Jeudi 21 février 2008 par Ralph Gambihler

Les Années

Le temps file à toute allure chez Annie Ernaux... Prenant prétexte d' une série de photos qui la représentent depuis son enfance jusqu'à l'âge mûr, l'écrivain déclenche, dans "Les Années" (Gallimard), un tsunami de souvenirs qu'on appelle paraît-il un roman... Un critique a même été jusqu'à parler d'un "grand roman national" ! Car c'est toute la France qui défile au pas de charge sous la baguette d'Annie: le Vélosolex, le dentifrice à la chlorophylle, Maurice Biraud à la radio, la guerre d'Algérie, la Nouvelle Vague, la pub pour le shampoing Dop... Et ainsi de suite, jusqu'à la réélection de Chirac et la dernière version de Windows...
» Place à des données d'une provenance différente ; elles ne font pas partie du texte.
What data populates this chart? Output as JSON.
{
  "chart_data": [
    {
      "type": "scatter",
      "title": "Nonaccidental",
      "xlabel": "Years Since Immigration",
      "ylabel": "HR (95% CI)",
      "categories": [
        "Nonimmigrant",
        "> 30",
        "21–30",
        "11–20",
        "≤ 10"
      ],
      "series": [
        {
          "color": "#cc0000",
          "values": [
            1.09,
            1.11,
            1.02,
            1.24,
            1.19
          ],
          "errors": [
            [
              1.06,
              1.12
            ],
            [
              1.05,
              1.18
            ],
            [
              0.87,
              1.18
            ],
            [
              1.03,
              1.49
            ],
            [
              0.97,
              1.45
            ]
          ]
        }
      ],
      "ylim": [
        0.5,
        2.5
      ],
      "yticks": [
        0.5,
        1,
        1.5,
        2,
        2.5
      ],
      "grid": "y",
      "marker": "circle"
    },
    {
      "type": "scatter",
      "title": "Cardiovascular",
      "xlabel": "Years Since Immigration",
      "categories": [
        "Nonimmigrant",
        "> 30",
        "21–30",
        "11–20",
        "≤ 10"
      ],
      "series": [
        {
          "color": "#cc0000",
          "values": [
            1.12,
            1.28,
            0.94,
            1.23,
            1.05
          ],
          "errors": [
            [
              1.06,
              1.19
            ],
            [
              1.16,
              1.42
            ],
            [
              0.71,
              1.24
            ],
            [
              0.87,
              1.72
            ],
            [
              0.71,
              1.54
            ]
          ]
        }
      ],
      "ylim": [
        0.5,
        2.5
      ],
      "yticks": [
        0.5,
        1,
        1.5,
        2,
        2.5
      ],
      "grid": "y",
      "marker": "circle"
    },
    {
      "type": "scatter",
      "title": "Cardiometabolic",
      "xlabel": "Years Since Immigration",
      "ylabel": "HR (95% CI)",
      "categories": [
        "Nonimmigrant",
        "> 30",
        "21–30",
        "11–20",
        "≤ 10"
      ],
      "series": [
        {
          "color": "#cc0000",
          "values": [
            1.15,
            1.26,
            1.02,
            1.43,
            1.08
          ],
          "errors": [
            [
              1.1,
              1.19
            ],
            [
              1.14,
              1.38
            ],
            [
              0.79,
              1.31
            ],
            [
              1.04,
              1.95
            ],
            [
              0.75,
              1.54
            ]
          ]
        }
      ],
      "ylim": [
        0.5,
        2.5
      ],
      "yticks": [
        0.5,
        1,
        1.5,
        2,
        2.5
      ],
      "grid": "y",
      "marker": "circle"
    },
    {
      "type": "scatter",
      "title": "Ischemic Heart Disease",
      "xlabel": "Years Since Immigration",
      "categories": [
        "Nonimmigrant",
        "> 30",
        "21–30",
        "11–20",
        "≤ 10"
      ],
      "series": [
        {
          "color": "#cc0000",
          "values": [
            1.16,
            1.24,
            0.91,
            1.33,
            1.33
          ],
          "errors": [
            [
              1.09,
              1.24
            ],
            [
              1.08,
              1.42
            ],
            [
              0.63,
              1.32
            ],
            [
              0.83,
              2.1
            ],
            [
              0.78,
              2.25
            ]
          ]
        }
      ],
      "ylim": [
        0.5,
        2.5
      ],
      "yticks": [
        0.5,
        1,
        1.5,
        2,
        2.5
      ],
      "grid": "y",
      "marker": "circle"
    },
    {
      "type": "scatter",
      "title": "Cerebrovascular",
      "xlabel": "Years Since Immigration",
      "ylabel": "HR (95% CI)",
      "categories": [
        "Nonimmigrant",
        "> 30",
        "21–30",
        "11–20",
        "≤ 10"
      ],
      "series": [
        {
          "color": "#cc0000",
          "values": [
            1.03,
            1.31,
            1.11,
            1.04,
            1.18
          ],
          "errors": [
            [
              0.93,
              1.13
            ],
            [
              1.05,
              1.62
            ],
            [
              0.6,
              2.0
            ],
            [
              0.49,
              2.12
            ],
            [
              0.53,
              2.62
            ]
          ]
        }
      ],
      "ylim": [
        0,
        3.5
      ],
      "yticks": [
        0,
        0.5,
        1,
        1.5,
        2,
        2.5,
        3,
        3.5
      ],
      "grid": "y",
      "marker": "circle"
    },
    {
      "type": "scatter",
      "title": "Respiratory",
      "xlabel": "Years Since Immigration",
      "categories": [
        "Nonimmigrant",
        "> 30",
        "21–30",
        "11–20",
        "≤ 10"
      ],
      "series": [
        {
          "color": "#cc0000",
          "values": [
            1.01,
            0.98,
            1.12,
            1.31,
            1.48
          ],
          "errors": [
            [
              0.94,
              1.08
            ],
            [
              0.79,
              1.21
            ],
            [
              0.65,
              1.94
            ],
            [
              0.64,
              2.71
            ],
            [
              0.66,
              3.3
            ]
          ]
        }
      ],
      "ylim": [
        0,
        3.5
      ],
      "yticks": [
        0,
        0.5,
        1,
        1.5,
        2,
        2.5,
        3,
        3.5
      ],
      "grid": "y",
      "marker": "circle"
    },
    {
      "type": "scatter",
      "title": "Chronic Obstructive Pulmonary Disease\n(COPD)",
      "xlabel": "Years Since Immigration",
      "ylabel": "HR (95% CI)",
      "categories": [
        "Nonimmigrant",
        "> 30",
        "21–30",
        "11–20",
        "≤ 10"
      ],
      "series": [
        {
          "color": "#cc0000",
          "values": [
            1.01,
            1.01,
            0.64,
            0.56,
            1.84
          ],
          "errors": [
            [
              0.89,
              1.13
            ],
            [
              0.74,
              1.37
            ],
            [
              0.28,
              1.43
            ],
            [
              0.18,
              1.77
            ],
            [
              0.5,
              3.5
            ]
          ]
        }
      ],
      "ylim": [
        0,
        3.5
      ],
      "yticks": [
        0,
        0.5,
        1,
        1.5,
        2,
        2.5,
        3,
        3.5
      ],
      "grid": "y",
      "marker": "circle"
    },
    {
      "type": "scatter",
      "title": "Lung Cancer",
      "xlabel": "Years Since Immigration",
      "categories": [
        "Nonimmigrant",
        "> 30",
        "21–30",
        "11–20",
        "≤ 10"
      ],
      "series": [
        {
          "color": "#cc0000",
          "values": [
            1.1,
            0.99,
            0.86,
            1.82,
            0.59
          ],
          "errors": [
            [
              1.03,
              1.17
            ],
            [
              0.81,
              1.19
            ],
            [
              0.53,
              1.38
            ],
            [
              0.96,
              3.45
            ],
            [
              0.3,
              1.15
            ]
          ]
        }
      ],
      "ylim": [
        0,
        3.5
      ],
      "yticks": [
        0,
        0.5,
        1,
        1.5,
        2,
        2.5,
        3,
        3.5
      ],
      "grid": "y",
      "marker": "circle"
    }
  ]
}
Annie Ernaux s'efface derrière son catalogue: un 33 tour de jazz, par exemple, offert par la Guilde Internationale du disque, ainsi qu'un vinyle de Sidney Bechet apparaissent au détour d'une page, mais ce ne sont que des apparitions justement... Que ressentait-elle à l'écoute de ces disques? Trop tard! Annie Ernaud est déjà passée à la crise hongroise de 56 et aux romans de Françoise Sagan...

Le problème, c'est que cet effacement du "je" entraîne automatiquement un effacement du monde. Rien ne surgit, rien ne fait trace pour le lecteur dans cet enchevêtrement de souvenirs surgelés. Même les plus beaux combats, ceux du féminisme et de Mai 68, se retrouvent rabougris sous l'assaut conjugué d' une prose minimaliste et d'un excès de lieux communs. Avec tout le respect que l'on doit à nos grands auteurs, et en s'inclinant platement face aux critiques dithyrambiques qui ont accompagné son nouvel opus, on pourra peut-être délaisser la compil' d'Annie Ernaux pour un bon vieux numéro des "Enfants de la Télé"... Dans le genre "Ah ce que ça fait du bien de remonter le temps", les échantillons proposés ont au moins le mérite de contourner l'esprit de sérieux.